About This ReportWe contracted with the independent public accounting firm KPMG LLP to audit DOT's consolidated financial statements. KPMG also issued a management letter discussing internal control matters that KPMG was not required to include in its audit report.
What We FoundThe independent auditor, KPMG, found eight internal control matters in DOT's management of operations:

Weakness exists within the Federal Highway Administration grant management system change management process,
Weaknesses exist within the user access application change management process,
Weaknesses in password requirements for the user access application database,
Weaknesses in new user provisioning process for grant management system operating system,
Weaknesses in the frequency of the Office of the Chief Information Officer administrator access semi-annual review,
Weaknesses within the Federal Transit Administration (FTA) general user base review and privileged access review,
Weaknesses in Federal Aid grant accrual assumptions, and
Weaknesses in FTA's review of grant accrual calculations.
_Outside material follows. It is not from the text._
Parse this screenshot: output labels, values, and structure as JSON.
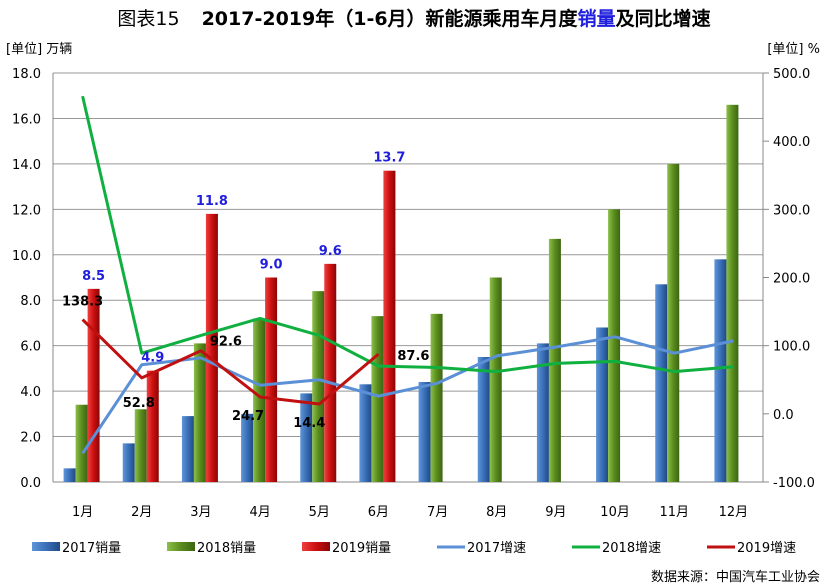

Our QCR disclosed no instances in which KPMG did not comply, in all material respects, with U.S. generally accepted Government auditing standards.
RecommendationsWe agree with KPMG's 10 recommendations to help strengthen DOT's information system and business controls.

Report Type

Audit

Agency Wide

Yes

Number of Recommendations

Questioned Costs

Funds for Better Use

Report updated under NDAA 5274

External Link

https://www.oig.dot.gov/library-item/47155

Open Recommendations

This report has 10 open recommendations.

Recommendation Number	Significant Recommendation	Recommended Questioned Costs	Recommended Funds for Better Use
1	Yes	$0	$0
FHWA management enforce the FHWA Configuration and Change Management Process to ensure that approvals and documentation related to application changes ae completed in accordance with the National Institute of Standards and Technology (NIST) 800-53, DOT and system requirements.
2	Yes	$0	$0
FHWA management enforce the change management requirements per the DOT Compendium and the FHWA Configuration and Change Management Process policy to ensure testing and approvals are appropriately performed and documented for each change.
3	Yes	$0	$0
User access application management implement and enforce the password complexity requirements in accordance with NIST 800-53, Office of the Chief Information Officer (OCIO) Cybersecurity Compendium Workbook, and the application's System Security Plan (SSP).
4	Yes	$0	$0
OCIO management enforce required policies and procedures to ensure that roles and permissions are clearly identified, documented and approved within a new access request form/ticket prior to provisioning administrator access within grant management system's operation system.
5	Yes	$0	$0
FHWA and OCIO management implement a quarterly access review of user access configured within the FHWA grant management system and user access application databases and the FHWA grant management system operating system in accordance with the DOT OCIO, Cybersecurity Compendium Workbook.
6	Yes	$0	$0
FTA management implement a quarterly access review process over all integrated Appian platform access reviews in accordance with the DOT Compendium.
7	Yes	$0	$0
FHWA management further refine and enhance their estimation methodology to ensure it remains responsive to future expense fluctuations, including conducting a timely comprehensive risk assessment as a result of their quarterly lookback process.
8	Yes	$0	$0
FTA enhance and finalize the FTA Grant Accrual Standard Operating Procedure (SOP) to more clearly outline the historical day calculation methodology used in the accrual calculation.
9	Yes	$0	$0
FTA ensure the review process is sufficient to identify any deviations from the outlined policy.
10	Yes	$0	$0
FTA communicate the finalized SOP to preparers of the grant accrual workbook to ensure appropriate understanding of the enhanced methodology and review requirements.